17 Transparency 15-17 Consolidation Example Rhody owns 100% of Minuteman Corporation. During the year, Rhody had sales of $100 million and Minuteman had sales of $40 million, of which $6 million were sales to Rhody. What will Rhody report as total sales for the year?

18 Transparency 15-18 Consolidation Example Since $6 million of Minuteman’s sales are to Rhody, the consolidated entity must reduce its combined sales of $140 ($100 + $40) by the $6 million of related party sales. Thus, Rhody will report total sales of $134 million ($100 + $40 - $6).

19 Transparency 15-19 Treatment of Minority Interest on Consolidated Financial Statements Balance Sheet: If a corporation holds more than a 50% interest but less than a 100% interest in another entity, this minority interest represents the minority owners’ claims against the net assets of the subsidiary. This account will usually appear after the liabilities, but before the shareholders’ equity section, in the consolidated balance sheet.

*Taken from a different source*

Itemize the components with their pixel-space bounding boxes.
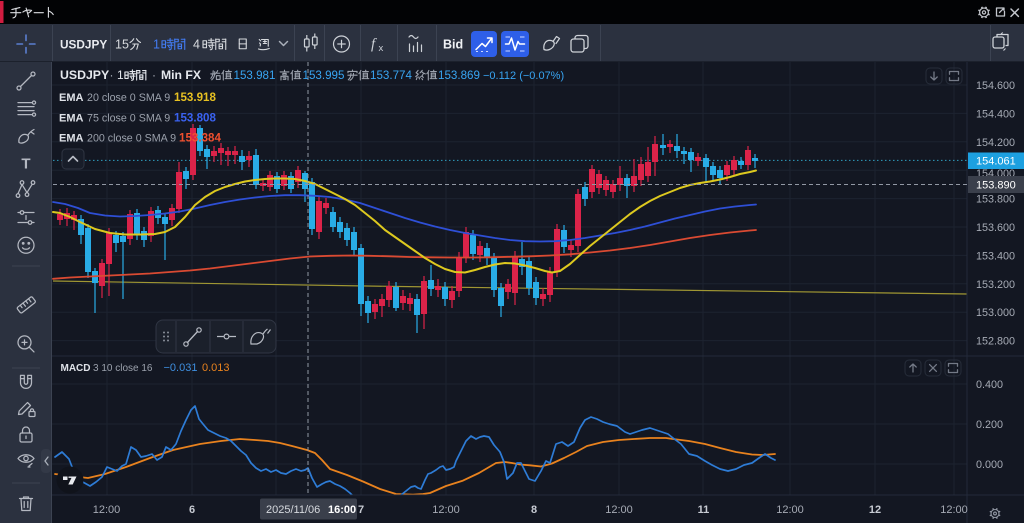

20 Transparency 15-20 Treatment of Minority Interest on Consolidated Financial Statements Income Statement: The consolidated income statement lists all revenue and expenses for the combined entities. The pro rata amount of income not belonging to the parent is captured in a line item called “minority interest”. Cash Flow Statement: Minority interest is added back to the cash flow statement because it reduced net income but does not require the use of cash.